My last couple mentions of viral immune evasion of T cells may have left the impression that immune evasion in general has a minor contribution to viral pathogenicity. Far from it. There are lots of examples — some very dramatic (I know of a couple really spectacular experiments that aren’t yet published) — of viral immune evasion genes that are important, or essential, for virulence. One example is influenza virus’s evasion of interferon.

Everyone’s heard of influenza. It’s a relatively small RNA virus with many different strains, which differ in their virulence, host range, antigenicity, and so forth. As with many viruses, the interferon response (part of the innate immune system) can be a very powerful inhibitor of virus infection, and so it’s not surprising that influenza has evolved a way around interferon. It does this by means of a non-structural protein, NS1, which prevents interferon induction in infected cells. How important is this protein to viral infectivity, in vivo?

The experiment has been done in a number of species. (One nice thing about influenza, from the researcher’s viewpoint, is that it does infect many different species, including some — mice, chickens, pigs — which are relatively easy to study.) For example, Donelan et al¹ made a mutant influenza virus that lacks the NS1 protein, and looked at its virulence in mice. Wild-type influenza infection made the mice very sick: they lost weight (Figure to the right here; the diamond traces are the wild-type virus) and, around day 5, died of the infection, but mice infected with the mutant virus didn’t lose any weight (squares). As well, the virus replicated thousands of times worse in the mice. Although in this case mice aren’t the natural host of the virus, there are similar findings in, for example, chickens using avian influenza viruses² so it’s pretty clear that this is an authentic virulence factor.
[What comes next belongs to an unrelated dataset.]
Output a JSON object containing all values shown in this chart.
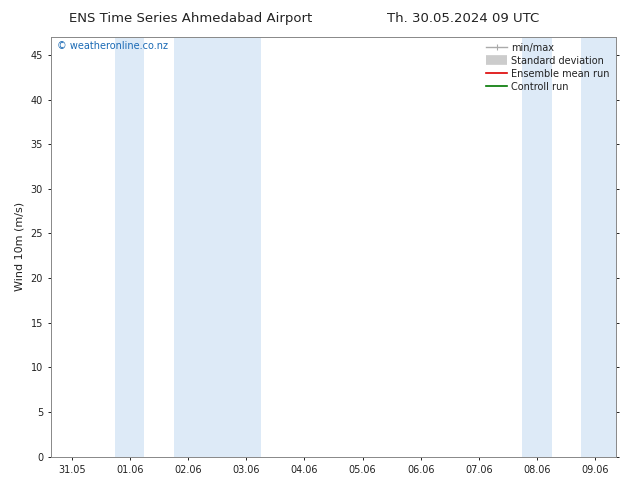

Speaking of avian influenza (nice segue, eh?), we all know about the concerns about an avian influenza pandemic. One of the reasons for the fear of this virus is previous experience with avian influenza in humans. In 1997, H5N1 influenza viruses jumped from chickens to humans and proved to be highly virulent — this was the Hong Kong outbreak of avian influenza, in which something like 6 of 18 known-infected people died. ³ It turns out that the NS1 in this H5N1 virus somehow is even more potent than normal, wild-type, virus in its ability to block the effects of interferon.⁴ Taking the H5N1 NS1 gene, and plugging it into a generic influenza virus (PR8, the most common lab strain) turned the normally fairly-innocuous PR8 virus into a vicious bastard, causing nearly a 50% weight loss in infected pigs (the circles in the figure to the left; the squares and triangles show the weights of pigs infected either with wild-type PR8, or with PR8 containing a mutated version of the H5N1 NS1). (The adorable pig pictures at the top of this post are from a later paper by the same authors.⁵ )

So immune evasion genes can be really potent virulence factors, which really contrasts to the apparently-minor effects of the CTL immune evasion genes.

1. A Recombinant Influenza A Virus Expressing an RNA-Binding-Defective NS1 Protein Induces High Levels of Beta Interferon and Is Attenuated in Mice. Nicola R. Donelan, Christopher F. Basler, and Adolfo Garcia-Sastre.